A New Mexico real estate investment trust with 16 employees is trying to compete in home lending, a business infamous for thin margins and cutthroat pricing and one that is dominated by large players.

In September, Thornburg Mortgage of Santa Fe began originating mortgages in Texas, New Mexico, and Colorado. Using direct mail and telesales, the company is targeting its own shareholders and the brokers who distribute mutual funds for its sister company, Thornburg Investment Management. It plans to add an Internet capability soon.

Larry Goldstone, Thornburg Mortgage’s president and chief operating officer, says his company intends that within two to three years its direct-to-consumer lending channel will account for 50% of the $1.5 billion of assets it acquires annually.

Thornburg Mortgage, which has been buying loans from correspondents since 1999, announced its intention to lend directly to consumers a year ago. Mr. Goldstone attributed the company’s delay in initiating direct-lending activities to its aborted attempt to buy a savings and loan.

Thornburg Mortgage announced last week that an agreement it negotiated last October to buy Fasla Holding Co., whose principal subsidiary is the Phoenix-based First Arizona Savings, had expired. Mr. Goldstone said his company originally saw a thrift acquisition as a quick way to gain lending authority in all 50 states, but soon grew weary of the numerous regulatory hurdles the deal presented.

“The regulatory process has taken an extended period of time, and it’s gotten frustrating,” Mr. Goldstone said. “So we decided to take approach B,” obtaining individual mortgage lending licenses in all 50 states.

Mr. Goldstone said that getting the state mortgage banking licenses may prove a faster way to gain lending authority than acquiring a federal thrift loan charter or a federal bank charter— though the latter options offer some conveniences because the regulatory regime is uniform nationwide.

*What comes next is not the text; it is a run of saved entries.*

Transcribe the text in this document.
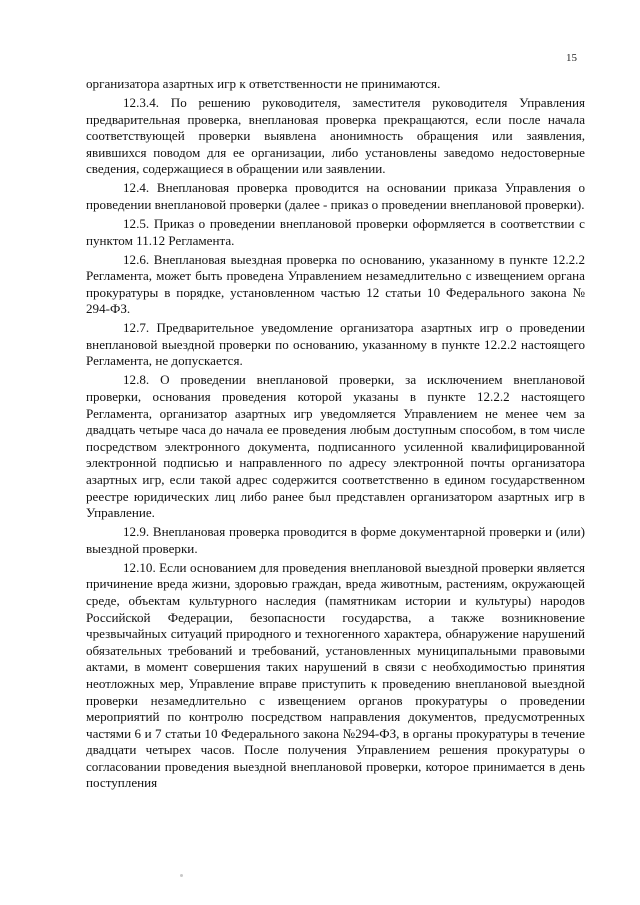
15

организатора азартных игр к ответственности не принимаются.

12.3.4. По решению руководителя, заместителя руководителя Управления предварительная проверка, внеплановая проверка прекращаются, если после начала соответствующей проверки выявлена анонимность обращения или заявления, явившихся поводом для ее организации, либо установлены заведомо недостоверные сведения, содержащиеся в обращении или заявлении.

12.4. Внеплановая проверка проводится на основании приказа Управления о проведении внеплановой проверки (далее - приказ о проведении внеплановой проверки).

12.5. Приказ о проведении внеплановой проверки оформляется в соответствии с пунктом 11.12 Регламента.

12.6. Внеплановая выездная проверка по основанию, указанному в пункте 12.2.2 Регламента, может быть проведена Управлением незамедлительно с извещением органа прокуратуры в порядке, установленном частью 12 статьи 10 Федерального закона № 294-ФЗ.

12.7. Предварительное уведомление организатора азартных игр о проведении внеплановой выездной проверки по основанию, указанному в пункте 12.2.2 настоящего Регламента, не допускается.

12.8. О проведении внеплановой проверки, за исключением внеплановой проверки, основания проведения которой указаны в пункте 12.2.2 настоящего Регламента, организатор азартных игр уведомляется Управлением не менее чем за двадцать четыре часа до начала ее проведения любым доступным способом, в том числе посредством электронного документа, подписанного усиленной квалифицированной электронной подписью и направленного по адресу электронной почты организатора азартных игр, если такой адрес содержится соответственно в едином государственном реестре юридических лиц либо ранее был представлен организатором азартных игр в Управление.

12.9. Внеплановая проверка проводится в форме документарной проверки и (или) выездной проверки.

12.10. Если основанием для проведения внеплановой выездной проверки является причинение вреда жизни, здоровью граждан, вреда животным, растениям, окружающей среде, объектам культурного наследия (памятникам истории и культуры) народов Российской Федерации, безопасности государства, а также возникновение чрезвычайных ситуаций природного и техногенного характера, обнаружение нарушений обязательных требований и требований, установленных муниципальными правовыми актами, в момент совершения таких нарушений в связи с необходимостью принятия неотложных мер, Управление вправе приступить к проведению внеплановой выездной проверки незамедлительно с извещением органов прокуратуры о проведении мероприятий по контролю посредством направления документов, предусмотренных частями 6 и 7 статьи 10 Федерального закона №294-ФЗ, в органы прокуратуры в течение двадцати четырех часов. После получения Управлением решения прокуратуры о согласовании проведения выездной внеплановой проверки, которое принимается в день поступления
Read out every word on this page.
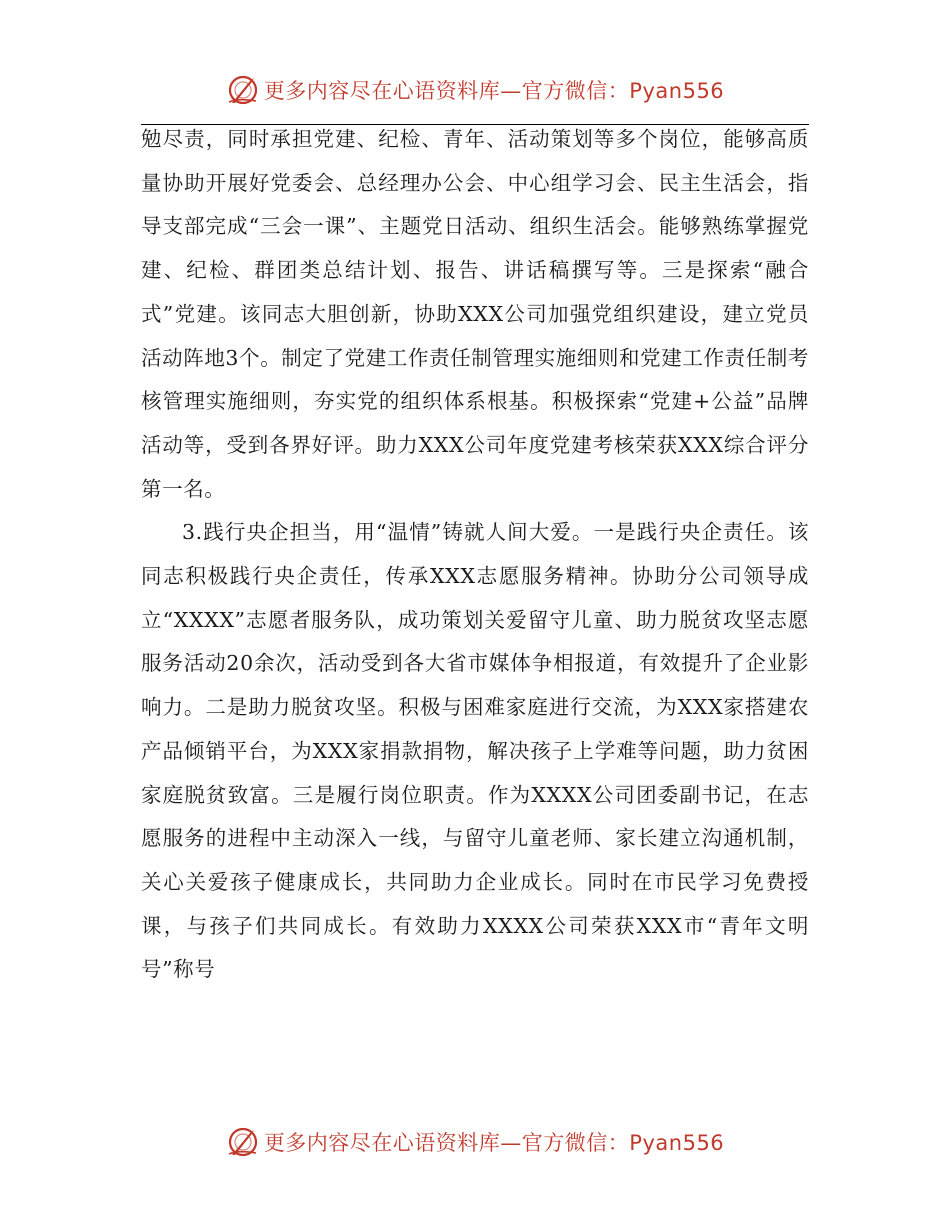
更多内容尽在心语资料库—官方微信：Pyan556

勉尽责，同时承担党建、纪检、青年、活动策划等多个岗位，能够高质量协助开展好党委会、总经理办公会、中心组学习会、民主生活会，指导支部完成“三会一课”、主题党日活动、组织生活会。能够熟练掌握党建、纪检、群团类总结计划、报告、讲话稿撰写等。三是探索“融合式”党建。该同志大胆创新，协助XXX公司加强党组织建设，建立党员活动阵地3个。制定了党建工作责任制管理实施细则和党建工作责任制考核管理实施细则，夯实党的组织体系根基。积极探索“党建+公益”品牌活动等，受到各界好评。助力XXX公司年度党建考核荣获XXX综合评分第一名。

3.践行央企担当，用“温情”铸就人间大爱。一是践行央企责任。该同志积极践行央企责任，传承XXX志愿服务精神。协助分公司领导成立“XXXX”志愿者服务队，成功策划关爱留守儿童、助力脱贫攻坚志愿服务活动20余次，活动受到各大省市媒体争相报道，有效提升了企业影响力。二是助力脱贫攻坚。积极与困难家庭进行交流，为XXX家搭建农产品倾销平台，为XXX家捐款捐物，解决孩子上学难等问题，助力贫困家庭脱贫致富。三是履行岗位职责。作为XXXX公司团委副书记，在志愿服务的进程中主动深入一线，与留守儿童老师、家长建立沟通机制，关心关爱孩子健康成长，共同助力企业成长。同时在市民学习免费授课，与孩子们共同成长。有效助力XXXX公司荣获XXX市“青年文明号”称号

更多内容尽在心语资料库—官方微信：Pyan556
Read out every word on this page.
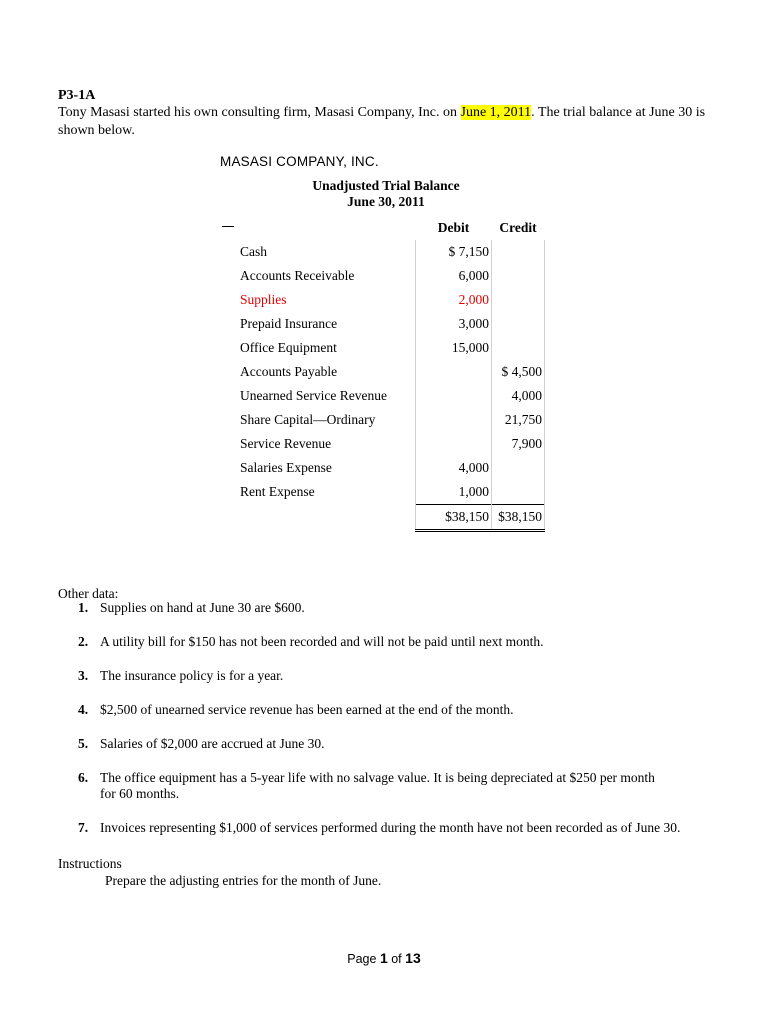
P3-1A
Tony Masasi started his own consulting firm, Masasi Company, Inc. on June 1, 2011. The trial balance at June 30 is shown below.
MASASI COMPANY, INC.
Unadjusted Trial Balance
June 30, 2011
	Debit	Credit
Cash	$ 7,150	
Accounts Receivable	6,000	
Supplies	2,000	
Prepaid Insurance	3,000	
Office Equipment	15,000	
Accounts Payable		$ 4,500
Unearned Service Revenue		4,000
Share Capital—Ordinary		21,750
Service Revenue		7,900
Salaries Expense	4,000	
Rent Expense	1,000	
	$38,150	$38,150
Other data:
1. Supplies on hand at June 30 are $600.
2. A utility bill for $150 has not been recorded and will not be paid until next month.
3. The insurance policy is for a year.
4. $2,500 of unearned service revenue has been earned at the end of the month.
5. Salaries of $2,000 are accrued at June 30.
6. The office equipment has a 5-year life with no salvage value. It is being depreciated at $250 per month for 60 months.
7. Invoices representing $1,000 of services performed during the month have not been recorded as of June 30.
Instructions
Prepare the adjusting entries for the month of June.
Page 1 of 13
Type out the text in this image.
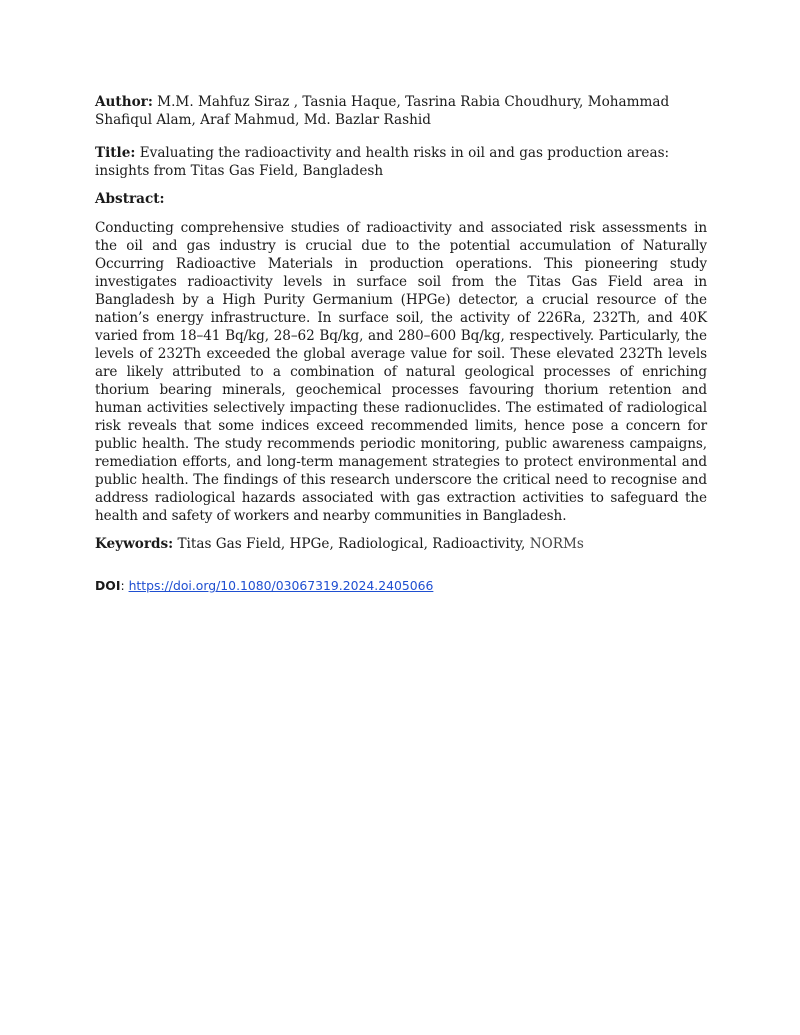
Author: M.M. Mahfuz Siraz , Tasnia Haque, Tasrina Rabia Choudhury, Mohammad Shafiqul Alam, Araf Mahmud, Md. Bazlar Rashid

Title: Evaluating the radioactivity and health risks in oil and gas production areas: insights from Titas Gas Field, Bangladesh

Abstract:

Conducting comprehensive studies of radioactivity and associated risk assessments in the oil and gas industry is crucial due to the potential accumulation of Naturally Occurring Radioactive Materials in production operations. This pioneering study investigates radioactivity levels in surface soil from the Titas Gas Field area in Bangladesh by a High Purity Germanium (HPGe) detector, a crucial resource of the nation’s energy infrastructure. In surface soil, the activity of 226Ra, 232Th, and 40K varied from 18–41 Bq/kg, 28–62 Bq/kg, and 280–600 Bq/kg, respectively. Particularly, the levels of 232Th exceeded the global average value for soil. These elevated 232Th levels are likely attributed to a combination of natural geological processes of enriching thorium bearing minerals, geochemical processes favouring thorium retention and human activities selectively impacting these radionuclides. The estimated of radiological risk reveals that some indices exceed recommended limits, hence pose a concern for public health. The study recommends periodic monitoring, public awareness campaigns, remediation efforts, and long-term management strategies to protect environmental and public health. The findings of this research underscore the critical need to recognise and address radiological hazards associated with gas extraction activities to safeguard the health and safety of workers and nearby communities in Bangladesh.

Keywords: Titas Gas Field, HPGe, Radiological, Radioactivity, NORMs

DOI: https://doi.org/10.1080/03067319.2024.2405066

Thornburg, which kicked off its new venture with a direct mail campaign on Sept. 8, is currently lending in Texas, New Mexico, and Colorado, and officials submitted applications to 10 additional states on Sept. 22.

“It’s possible that we may find that the individual state licensing process works very well,” Mr. Goldstone said. “At this point I’m not sure we need a savings and loan charter to accomplish what we want to accomplish.”

The new venture, called Thornburg Mortgage Home Loans, was created as a licensed mortgage banking company and subsidiary of Thornburg Mortgage. Mr. Goldstone said the company will offer a full menu of mortgage products—albeit to prime borrowers—but will specialize in making adjustable rate mortgages for its portfolio. Any 30-year or 15-year fixed-rate mortgages will be sold into the secondary market, he said.

Mr. Goldstone said Thornburg Mortgage Home Loans will focus its efforts on telephone and Internet sales, with minimal marketing expenditures. He said that the current cache of Thornburg clients offers ample lending opportunities.

“I think that we’ll try to develop some marketing and advertising campaigns, but we already have 150,000 potential borrowers in clients of Thornburg Companies,” he said. “We feel that we already have an audience in the collection of clients who deal with one of the three Thornburg companies,” Thornburg Mortgage, Thornburg Investment Management, and Thornburg Foundation Realty.

Though Thornburg Mortgage has only 16 employees, Mr. Goldstone said, its expansion into mortgage lending will not result in massive hires. The company, he said, plans to outsource most of its processing and service functions.

He said the company has no specific goals for this year, but would like to originate between $100 million and $200 million next year, and maybe double that in 2002.

“The most significant variable is going to be recognition, or people finding us,” he said. “I think once they find us, they’ll find that our rates are great.”